The researchers evaluated platelet activity in 15 patients, dividing them into 2 groups according to serum ferritin. Iron-deficient patients (n=7) had ferritin levels ranging from 2 μg/L to 17 μg/L. Control subjects (n=8) had ferritin levels of 24 μg/L to 98 μg/L. (None of the patients had levels between 17μg/L and 24 μg/L.)

The team found that ADP induced similar, dose-dependent platelet aggregation in iron-deficient patients and control subjects. But iron-deficient patients exhibited enhanced total aggregation to 5HT over a 5-minute period.

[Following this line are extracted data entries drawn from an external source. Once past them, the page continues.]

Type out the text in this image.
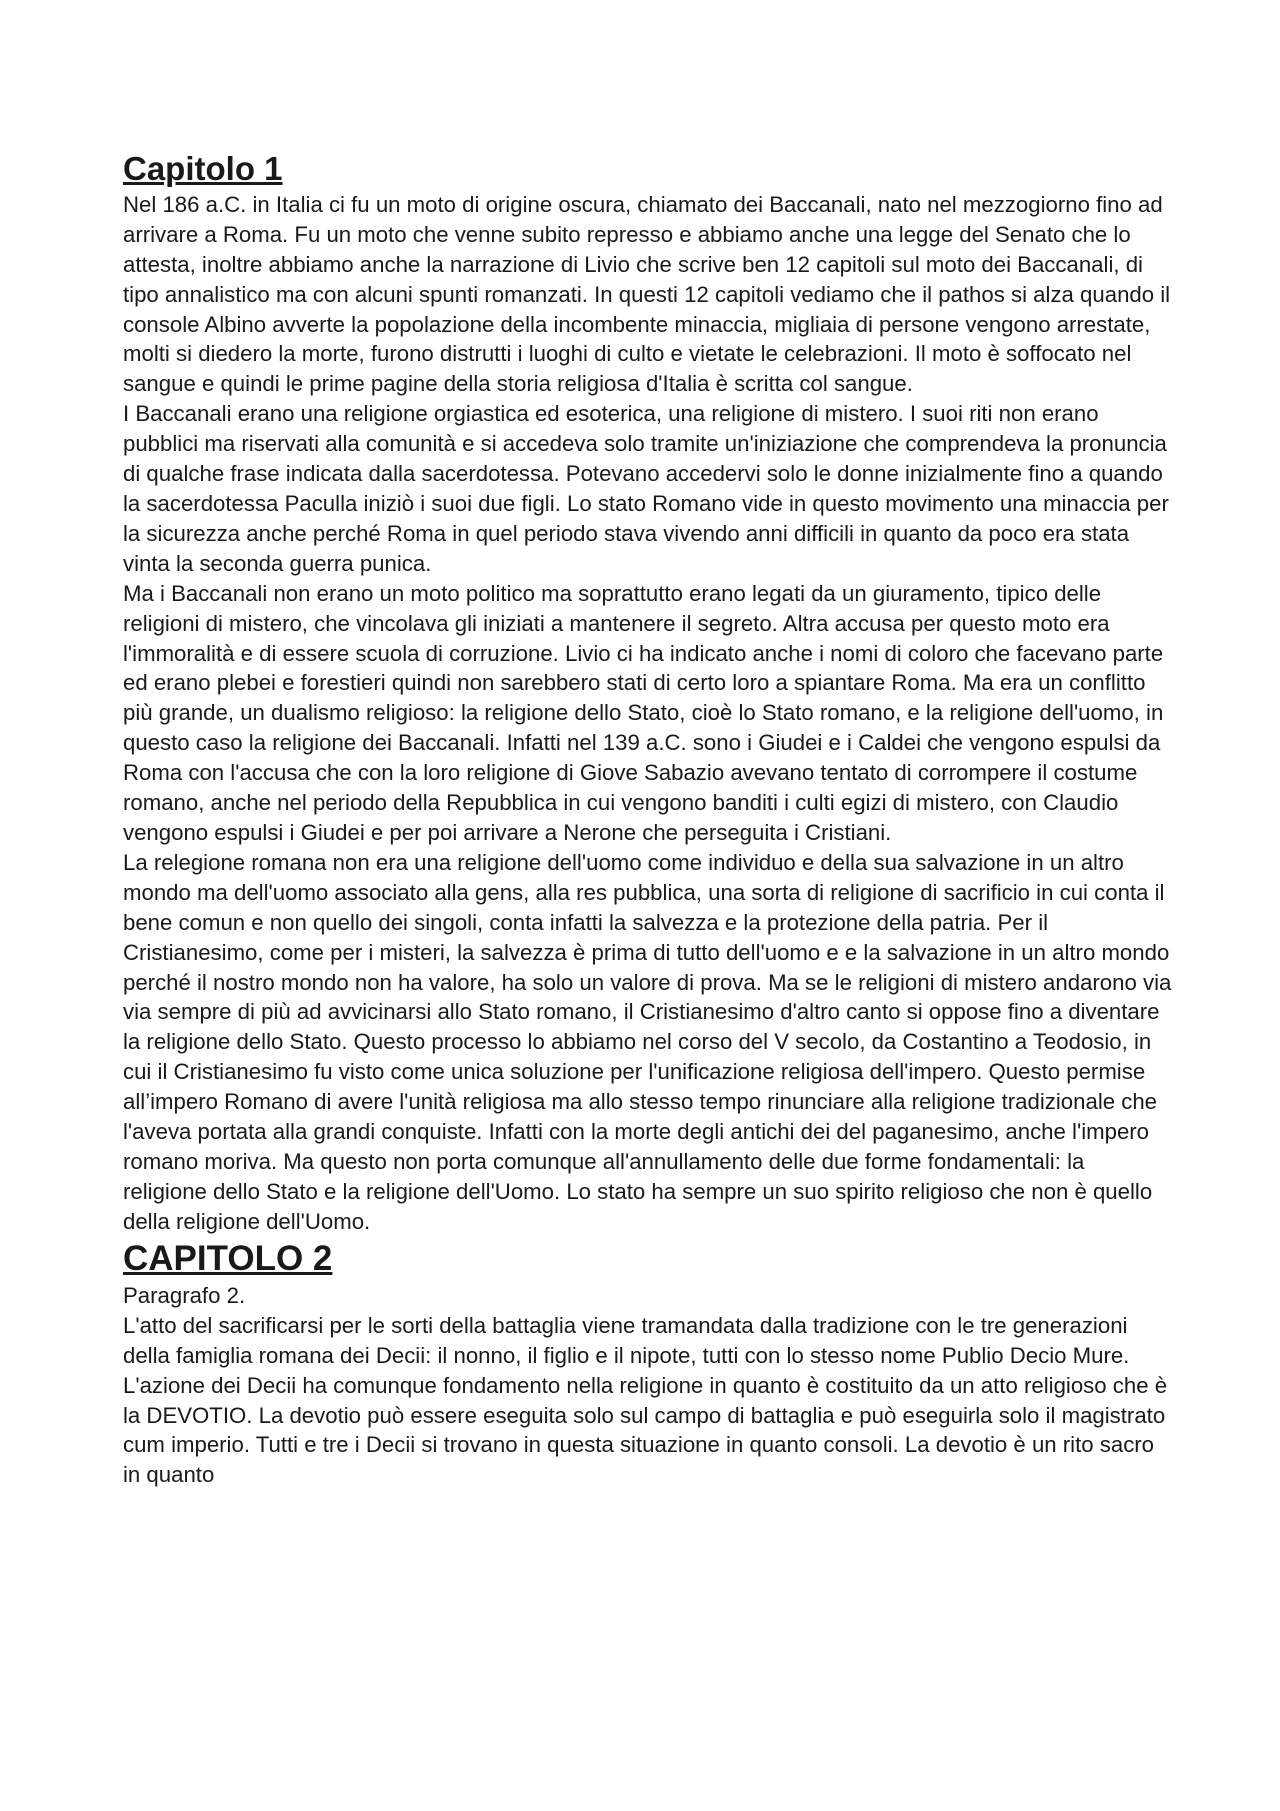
Capitolo 1

Nel 186 a.C. in Italia ci fu un moto di origine oscura, chiamato dei Baccanali, nato nel mezzogiorno fino ad arrivare a Roma. Fu un moto che venne subito represso e abbiamo anche una legge del Senato che lo attesta, inoltre abbiamo anche la narrazione di Livio che scrive ben 12 capitoli sul moto dei Baccanali, di tipo annalistico ma con alcuni spunti romanzati. In questi 12 capitoli vediamo che il pathos si alza quando il console Albino avverte la popolazione della incombente minaccia, migliaia di persone vengono arrestate, molti si diedero la morte, furono distrutti i luoghi di culto e vietate le celebrazioni. Il moto è soffocato nel sangue e quindi le prime pagine della storia religiosa d'Italia è scritta col sangue.

I Baccanali erano una religione orgiastica ed esoterica, una religione di mistero. I suoi riti non erano pubblici ma riservati alla comunità e si accedeva solo tramite un'iniziazione che comprendeva la pronuncia di qualche frase indicata dalla sacerdotessa. Potevano accedervi solo le donne inizialmente fino a quando la sacerdotessa Paculla iniziò i suoi due figli. Lo stato Romano vide in questo movimento una minaccia per la sicurezza anche perché Roma in quel periodo stava vivendo anni difficili in quanto da poco era stata vinta la seconda guerra punica.

Ma i Baccanali non erano un moto politico ma soprattutto erano legati da un giuramento, tipico delle religioni di mistero, che vincolava gli iniziati a mantenere il segreto. Altra accusa per questo moto era l'immoralità e di essere scuola di corruzione. Livio ci ha indicato anche i nomi di coloro che facevano parte ed erano plebei e forestieri quindi non sarebbero stati di certo loro a spiantare Roma. Ma era un conflitto più grande, un dualismo religioso: la religione dello Stato, cioè lo Stato romano, e la religione dell'uomo, in questo caso la religione dei Baccanali. Infatti nel 139 a.C. sono i Giudei e i Caldei che vengono espulsi da Roma con l'accusa che con la loro religione di Giove Sabazio avevano tentato di corrompere il costume romano, anche nel periodo della Repubblica in cui vengono banditi i culti egizi di mistero, con Claudio vengono espulsi i Giudei e per poi arrivare a Nerone che perseguita i Cristiani.

La relegione romana non era una religione dell'uomo come individuo e della sua salvazione in un altro mondo ma dell'uomo associato alla gens, alla res pubblica, una sorta di religione di sacrificio in cui conta il bene comun e non quello dei singoli, conta infatti la salvezza e la protezione della patria. Per il Cristianesimo, come per i misteri, la salvezza è prima di tutto dell'uomo e e la salvazione in un altro mondo perché il nostro mondo non ha valore, ha solo un valore di prova. Ma se le religioni di mistero andarono via via sempre di più ad avvicinarsi allo Stato romano, il Cristianesimo d'altro canto si oppose fino a diventare la religione dello Stato. Questo processo lo abbiamo nel corso del V secolo, da Costantino a Teodosio, in cui il Cristianesimo fu visto come unica soluzione per l'unificazione religiosa dell'impero. Questo permise all’impero Romano di avere l'unità religiosa ma allo stesso tempo rinunciare alla religione tradizionale che l'aveva portata alla grandi conquiste. Infatti con la morte degli antichi dei del paganesimo, anche l'impero romano moriva. Ma questo non porta comunque all'annullamento delle due forme fondamentali: la religione dello Stato e la religione dell'Uomo. Lo stato ha sempre un suo spirito religioso che non è quello della religione dell'Uomo.

CAPITOLO 2

Paragrafo 2.

L'atto del sacrificarsi per le sorti della battaglia viene tramandata dalla tradizione con le tre generazioni della famiglia romana dei Decii: il nonno, il figlio e il nipote, tutti con lo stesso nome Publio Decio Mure. L'azione dei Decii ha comunque fondamento nella religione in quanto è costituito da un atto religioso che è la DEVOTIO. La devotio può essere eseguita solo sul campo di battaglia e può eseguirla solo il magistrato cum imperio. Tutti e tre i Decii si trovano in questa situazione in quanto consoli. La devotio è un rito sacro in quanto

And the iron-deficient group displayed faster rates of aggregation in response to 5HT.

“Since platelets in the blood stick together more if you are short of iron, we think this may explain why being short of iron can lead to strokes, though much more research will be needed to prove this link,” Dr Shovlin said.

“The next step is to test whether we can reduce high-risk patients’ chances of having a stroke by treating their iron deficiency. We will be able to look at whether their platelets become less sticky.”

“There are many additional steps from a clot blocking a blood vessel to the final stroke developing, so it is still unclear just how important sticky platelets are to the overall process. We would certainly encourage more studies to investigate this link.”